The JLA was named after the eighteenth century naval surgeon credited with doing the first clinical trial in his quest to cure scurvy. A great man no doubt, but I’ve never been sure it’s a great name for the organisation: it leaves most no wiser as to what the JLA does, which is unite patients, carers and health professionals to identify and prioritise their “top 10” research questions. A lot has been written about it over the years.
The JLA approach is different from research being directed by scientists who may rarely see patients, or by the drug industry, whose aims are not always allied with patient need. To date it has worked in 20 conditions, ranging from asthma and schizophrenia to eczema and prostate cancer. We are adopting the method in Oxford to help set research priorities and the first to complete was that in hip and knee surgery for people with osteoarthritis.
The process was deftly handled by experienced JLA facilitators who drew very different folk together into an excited and enthusiastic team. The top 3 questions were pretty much unanimous:
- What are the most important patient and clinical outcomes and what is the best way to measure them?
- When is it best to have surgery for best outcome?
- How do we predict and reduce the incidence of constant post-operative pain?

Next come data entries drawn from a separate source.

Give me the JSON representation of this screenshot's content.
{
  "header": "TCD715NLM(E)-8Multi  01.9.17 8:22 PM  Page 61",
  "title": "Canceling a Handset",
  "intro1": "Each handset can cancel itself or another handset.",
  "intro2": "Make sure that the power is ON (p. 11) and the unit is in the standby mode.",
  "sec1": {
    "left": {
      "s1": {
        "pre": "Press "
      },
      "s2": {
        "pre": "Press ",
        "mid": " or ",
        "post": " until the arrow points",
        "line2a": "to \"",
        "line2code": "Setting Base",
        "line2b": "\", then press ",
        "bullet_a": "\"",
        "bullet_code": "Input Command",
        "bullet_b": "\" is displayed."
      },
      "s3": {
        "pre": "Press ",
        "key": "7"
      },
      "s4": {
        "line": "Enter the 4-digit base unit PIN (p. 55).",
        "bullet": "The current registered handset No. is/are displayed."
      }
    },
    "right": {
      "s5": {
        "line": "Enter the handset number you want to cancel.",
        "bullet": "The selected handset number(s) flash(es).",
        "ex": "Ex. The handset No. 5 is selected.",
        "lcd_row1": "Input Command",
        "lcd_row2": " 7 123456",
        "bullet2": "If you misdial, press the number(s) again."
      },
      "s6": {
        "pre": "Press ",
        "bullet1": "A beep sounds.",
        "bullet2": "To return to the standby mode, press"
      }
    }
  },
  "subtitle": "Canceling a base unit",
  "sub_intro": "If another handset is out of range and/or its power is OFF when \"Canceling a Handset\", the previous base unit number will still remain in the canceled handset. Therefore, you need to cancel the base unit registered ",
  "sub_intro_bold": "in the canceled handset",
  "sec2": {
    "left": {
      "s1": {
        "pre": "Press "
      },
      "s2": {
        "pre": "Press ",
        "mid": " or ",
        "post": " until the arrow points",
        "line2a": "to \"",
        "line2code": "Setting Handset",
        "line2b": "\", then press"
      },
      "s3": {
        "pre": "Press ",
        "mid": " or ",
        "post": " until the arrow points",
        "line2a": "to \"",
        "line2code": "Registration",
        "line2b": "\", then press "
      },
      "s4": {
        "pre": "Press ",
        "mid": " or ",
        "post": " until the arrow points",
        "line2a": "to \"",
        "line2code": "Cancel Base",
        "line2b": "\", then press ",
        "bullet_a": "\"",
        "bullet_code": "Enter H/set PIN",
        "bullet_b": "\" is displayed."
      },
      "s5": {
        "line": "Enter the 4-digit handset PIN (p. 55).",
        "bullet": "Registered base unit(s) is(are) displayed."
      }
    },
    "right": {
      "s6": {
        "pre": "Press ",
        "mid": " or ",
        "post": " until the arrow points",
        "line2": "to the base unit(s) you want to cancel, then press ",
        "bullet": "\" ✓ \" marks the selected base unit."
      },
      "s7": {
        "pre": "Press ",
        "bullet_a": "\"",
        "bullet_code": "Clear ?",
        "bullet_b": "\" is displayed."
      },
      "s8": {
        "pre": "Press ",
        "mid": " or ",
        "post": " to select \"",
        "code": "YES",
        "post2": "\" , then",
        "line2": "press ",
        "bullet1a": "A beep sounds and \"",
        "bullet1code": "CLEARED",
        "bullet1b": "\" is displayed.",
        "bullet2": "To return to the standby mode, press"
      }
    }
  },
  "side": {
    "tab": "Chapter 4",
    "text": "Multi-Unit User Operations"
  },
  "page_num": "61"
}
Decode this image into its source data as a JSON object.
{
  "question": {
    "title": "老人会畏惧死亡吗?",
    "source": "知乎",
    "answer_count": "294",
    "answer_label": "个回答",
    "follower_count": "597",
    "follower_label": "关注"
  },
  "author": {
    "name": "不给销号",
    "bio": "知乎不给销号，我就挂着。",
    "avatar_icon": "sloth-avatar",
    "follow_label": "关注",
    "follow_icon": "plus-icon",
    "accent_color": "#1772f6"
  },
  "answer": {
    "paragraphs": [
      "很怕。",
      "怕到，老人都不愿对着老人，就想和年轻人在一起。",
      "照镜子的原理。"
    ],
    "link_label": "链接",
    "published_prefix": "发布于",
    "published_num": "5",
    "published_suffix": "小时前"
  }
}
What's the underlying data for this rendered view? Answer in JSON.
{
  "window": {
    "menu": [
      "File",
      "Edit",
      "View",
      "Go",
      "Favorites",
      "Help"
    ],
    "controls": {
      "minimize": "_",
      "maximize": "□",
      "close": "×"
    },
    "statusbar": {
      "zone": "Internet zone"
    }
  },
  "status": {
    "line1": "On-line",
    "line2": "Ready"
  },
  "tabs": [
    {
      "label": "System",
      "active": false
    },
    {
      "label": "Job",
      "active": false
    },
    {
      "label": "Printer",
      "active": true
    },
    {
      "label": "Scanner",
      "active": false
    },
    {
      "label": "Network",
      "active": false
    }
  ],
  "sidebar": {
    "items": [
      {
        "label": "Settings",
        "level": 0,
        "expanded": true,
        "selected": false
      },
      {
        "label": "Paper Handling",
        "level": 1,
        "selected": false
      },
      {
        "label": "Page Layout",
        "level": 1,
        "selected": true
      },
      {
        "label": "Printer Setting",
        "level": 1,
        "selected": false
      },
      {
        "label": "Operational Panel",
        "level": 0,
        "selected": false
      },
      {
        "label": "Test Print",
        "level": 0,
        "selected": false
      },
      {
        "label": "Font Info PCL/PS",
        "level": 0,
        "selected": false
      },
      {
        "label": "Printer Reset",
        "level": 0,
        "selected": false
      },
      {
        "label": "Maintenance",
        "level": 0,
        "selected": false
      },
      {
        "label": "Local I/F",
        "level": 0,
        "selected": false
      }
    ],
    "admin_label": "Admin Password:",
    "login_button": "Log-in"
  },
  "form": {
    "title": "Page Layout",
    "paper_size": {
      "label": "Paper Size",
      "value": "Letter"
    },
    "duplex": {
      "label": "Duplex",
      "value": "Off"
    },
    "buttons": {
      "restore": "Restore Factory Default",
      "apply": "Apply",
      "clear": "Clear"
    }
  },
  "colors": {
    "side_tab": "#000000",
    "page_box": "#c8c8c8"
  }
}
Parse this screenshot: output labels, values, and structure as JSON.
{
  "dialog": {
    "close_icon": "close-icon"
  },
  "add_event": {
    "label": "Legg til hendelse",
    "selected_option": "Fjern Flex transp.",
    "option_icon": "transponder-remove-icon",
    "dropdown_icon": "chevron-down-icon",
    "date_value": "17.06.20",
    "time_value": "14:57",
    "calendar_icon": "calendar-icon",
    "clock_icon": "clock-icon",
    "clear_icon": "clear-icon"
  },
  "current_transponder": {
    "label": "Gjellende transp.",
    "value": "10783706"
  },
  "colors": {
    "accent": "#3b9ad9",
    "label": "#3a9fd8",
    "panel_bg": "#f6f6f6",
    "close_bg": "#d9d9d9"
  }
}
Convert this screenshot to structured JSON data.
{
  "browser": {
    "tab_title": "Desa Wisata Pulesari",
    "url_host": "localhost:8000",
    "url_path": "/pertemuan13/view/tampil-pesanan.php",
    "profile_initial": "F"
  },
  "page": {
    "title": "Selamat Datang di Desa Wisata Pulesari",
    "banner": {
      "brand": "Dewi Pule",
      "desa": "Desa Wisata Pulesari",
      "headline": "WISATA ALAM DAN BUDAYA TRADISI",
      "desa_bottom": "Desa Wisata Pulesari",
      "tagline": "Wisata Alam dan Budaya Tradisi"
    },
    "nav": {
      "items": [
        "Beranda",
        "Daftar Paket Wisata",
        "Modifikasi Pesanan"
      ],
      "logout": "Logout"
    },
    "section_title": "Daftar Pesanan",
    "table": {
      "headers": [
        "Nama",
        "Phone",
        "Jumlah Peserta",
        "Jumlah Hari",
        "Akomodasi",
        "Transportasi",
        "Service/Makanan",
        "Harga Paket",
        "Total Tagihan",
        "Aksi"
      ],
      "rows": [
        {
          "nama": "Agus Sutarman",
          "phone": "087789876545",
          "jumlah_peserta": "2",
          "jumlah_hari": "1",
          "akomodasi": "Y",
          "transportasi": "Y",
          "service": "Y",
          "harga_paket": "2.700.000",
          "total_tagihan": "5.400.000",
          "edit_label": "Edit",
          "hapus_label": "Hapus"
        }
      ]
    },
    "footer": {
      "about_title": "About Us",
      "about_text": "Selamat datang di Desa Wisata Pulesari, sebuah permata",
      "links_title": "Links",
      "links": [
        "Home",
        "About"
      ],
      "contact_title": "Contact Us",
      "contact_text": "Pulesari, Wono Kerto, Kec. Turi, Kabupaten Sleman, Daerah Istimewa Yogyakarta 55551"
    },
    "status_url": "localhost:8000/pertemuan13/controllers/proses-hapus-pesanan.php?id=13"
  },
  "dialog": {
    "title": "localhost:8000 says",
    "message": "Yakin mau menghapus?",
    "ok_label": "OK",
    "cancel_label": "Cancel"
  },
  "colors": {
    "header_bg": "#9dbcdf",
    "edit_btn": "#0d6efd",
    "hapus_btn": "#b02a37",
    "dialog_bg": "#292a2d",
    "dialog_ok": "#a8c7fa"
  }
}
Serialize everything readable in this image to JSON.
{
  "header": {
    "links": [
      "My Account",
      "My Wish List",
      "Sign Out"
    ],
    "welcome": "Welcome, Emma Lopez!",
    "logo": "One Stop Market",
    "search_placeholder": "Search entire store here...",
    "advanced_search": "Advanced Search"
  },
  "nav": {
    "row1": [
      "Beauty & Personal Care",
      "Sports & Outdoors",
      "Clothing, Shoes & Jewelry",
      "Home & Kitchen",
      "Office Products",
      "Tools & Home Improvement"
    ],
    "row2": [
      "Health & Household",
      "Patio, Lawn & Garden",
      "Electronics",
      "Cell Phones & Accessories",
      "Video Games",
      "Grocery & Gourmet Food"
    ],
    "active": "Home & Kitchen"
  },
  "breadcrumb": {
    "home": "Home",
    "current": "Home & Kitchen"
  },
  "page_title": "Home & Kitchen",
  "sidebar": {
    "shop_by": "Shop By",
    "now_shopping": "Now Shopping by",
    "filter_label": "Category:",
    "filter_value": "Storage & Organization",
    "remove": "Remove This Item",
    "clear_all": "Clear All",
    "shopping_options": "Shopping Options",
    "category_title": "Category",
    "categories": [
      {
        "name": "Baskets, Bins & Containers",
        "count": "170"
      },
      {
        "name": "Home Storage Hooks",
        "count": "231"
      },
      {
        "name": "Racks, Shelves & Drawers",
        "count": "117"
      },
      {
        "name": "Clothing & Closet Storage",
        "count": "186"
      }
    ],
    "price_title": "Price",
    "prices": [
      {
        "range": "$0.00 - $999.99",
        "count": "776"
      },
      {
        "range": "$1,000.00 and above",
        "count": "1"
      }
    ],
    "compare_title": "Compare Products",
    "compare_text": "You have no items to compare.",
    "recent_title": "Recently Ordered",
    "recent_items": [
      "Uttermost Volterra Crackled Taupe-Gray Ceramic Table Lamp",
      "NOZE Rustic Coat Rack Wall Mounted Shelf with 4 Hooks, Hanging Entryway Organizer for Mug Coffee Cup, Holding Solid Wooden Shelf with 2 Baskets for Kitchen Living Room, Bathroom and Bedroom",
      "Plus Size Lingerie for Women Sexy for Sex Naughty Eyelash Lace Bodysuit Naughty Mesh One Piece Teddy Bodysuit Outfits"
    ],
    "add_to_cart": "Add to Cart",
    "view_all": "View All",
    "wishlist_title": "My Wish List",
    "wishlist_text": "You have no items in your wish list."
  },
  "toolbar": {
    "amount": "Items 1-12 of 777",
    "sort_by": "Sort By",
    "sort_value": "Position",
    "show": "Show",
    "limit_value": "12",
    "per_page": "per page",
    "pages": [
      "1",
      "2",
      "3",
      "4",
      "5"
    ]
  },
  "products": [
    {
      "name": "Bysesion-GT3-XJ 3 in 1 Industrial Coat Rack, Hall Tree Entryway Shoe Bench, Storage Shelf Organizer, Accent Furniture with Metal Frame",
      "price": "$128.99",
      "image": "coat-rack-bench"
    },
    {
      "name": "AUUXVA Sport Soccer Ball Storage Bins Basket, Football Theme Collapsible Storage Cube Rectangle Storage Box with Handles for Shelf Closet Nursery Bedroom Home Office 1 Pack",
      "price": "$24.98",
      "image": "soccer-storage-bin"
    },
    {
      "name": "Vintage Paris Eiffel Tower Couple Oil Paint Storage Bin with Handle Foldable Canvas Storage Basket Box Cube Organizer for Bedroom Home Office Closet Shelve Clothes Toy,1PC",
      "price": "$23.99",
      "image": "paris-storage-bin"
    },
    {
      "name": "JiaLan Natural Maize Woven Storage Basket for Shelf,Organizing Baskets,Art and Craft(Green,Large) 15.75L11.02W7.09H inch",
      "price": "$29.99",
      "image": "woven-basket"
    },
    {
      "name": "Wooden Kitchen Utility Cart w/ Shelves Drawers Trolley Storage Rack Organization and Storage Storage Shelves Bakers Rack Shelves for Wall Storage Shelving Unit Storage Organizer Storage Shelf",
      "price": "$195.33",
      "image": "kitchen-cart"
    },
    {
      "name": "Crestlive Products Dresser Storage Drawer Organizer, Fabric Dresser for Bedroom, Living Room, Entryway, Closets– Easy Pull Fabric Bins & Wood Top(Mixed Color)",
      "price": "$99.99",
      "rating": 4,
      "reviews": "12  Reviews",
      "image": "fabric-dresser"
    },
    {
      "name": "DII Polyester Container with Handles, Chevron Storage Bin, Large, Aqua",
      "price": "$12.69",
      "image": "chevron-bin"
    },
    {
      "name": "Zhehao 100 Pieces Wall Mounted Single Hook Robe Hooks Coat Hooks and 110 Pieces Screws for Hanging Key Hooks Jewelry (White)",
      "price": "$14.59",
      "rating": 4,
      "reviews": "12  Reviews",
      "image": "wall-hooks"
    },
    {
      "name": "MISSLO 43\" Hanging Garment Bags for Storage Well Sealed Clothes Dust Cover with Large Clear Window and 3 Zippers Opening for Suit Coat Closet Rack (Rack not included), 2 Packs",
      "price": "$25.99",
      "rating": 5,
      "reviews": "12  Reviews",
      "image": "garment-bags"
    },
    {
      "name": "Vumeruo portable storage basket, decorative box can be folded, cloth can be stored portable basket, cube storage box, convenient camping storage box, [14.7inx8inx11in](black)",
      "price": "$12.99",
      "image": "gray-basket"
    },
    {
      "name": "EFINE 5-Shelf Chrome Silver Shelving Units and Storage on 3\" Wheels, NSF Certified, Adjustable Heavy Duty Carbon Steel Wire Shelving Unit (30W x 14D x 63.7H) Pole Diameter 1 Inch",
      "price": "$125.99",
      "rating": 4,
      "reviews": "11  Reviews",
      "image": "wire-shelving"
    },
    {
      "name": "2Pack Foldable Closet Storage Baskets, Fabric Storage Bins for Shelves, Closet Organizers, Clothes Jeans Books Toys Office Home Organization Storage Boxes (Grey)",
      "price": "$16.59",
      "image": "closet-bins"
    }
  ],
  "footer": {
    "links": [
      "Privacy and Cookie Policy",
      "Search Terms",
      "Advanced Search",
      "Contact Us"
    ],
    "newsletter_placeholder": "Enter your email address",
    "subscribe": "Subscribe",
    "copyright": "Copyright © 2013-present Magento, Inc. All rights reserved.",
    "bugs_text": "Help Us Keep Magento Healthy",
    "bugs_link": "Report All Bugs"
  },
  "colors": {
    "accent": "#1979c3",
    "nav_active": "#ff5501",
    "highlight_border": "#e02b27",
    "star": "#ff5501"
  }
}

Agreeing the remaining seven of the top 10 took some jostling, with patients putting their case forcefully to surgeons, physios having their say, and all, in the end, reaching consensus.
At the very end of the day, when we had our top 10 done and dusted and were about to pack away the paper mountain and go home, one of the surgeons made a comment about a question that had got away. It concerned the prevention of blood clots after surgery and he was worried to lose it. It was unexpected, unusual, and our brilliant facilitator steered a course through the ensuing discussion. The question snuck into the top 10.
And it was only then – for the first time in 18 months – that I thought about my dad, who died after a stroke following a hip replacement. Somehow, until that moment, work and home hadn’t met. I’d been the professional not the carer.
I said nothing, and similarly hesitate to write about it here, for fear of worrying some who await surgery. But I guess they will have thought about the risks. The fact we don’t know how best to minimise this particular one is important, and the work of this JLA Priority Setting Partnership should now mean it gets researched. This is certainly a bit of work I’d gladly take home.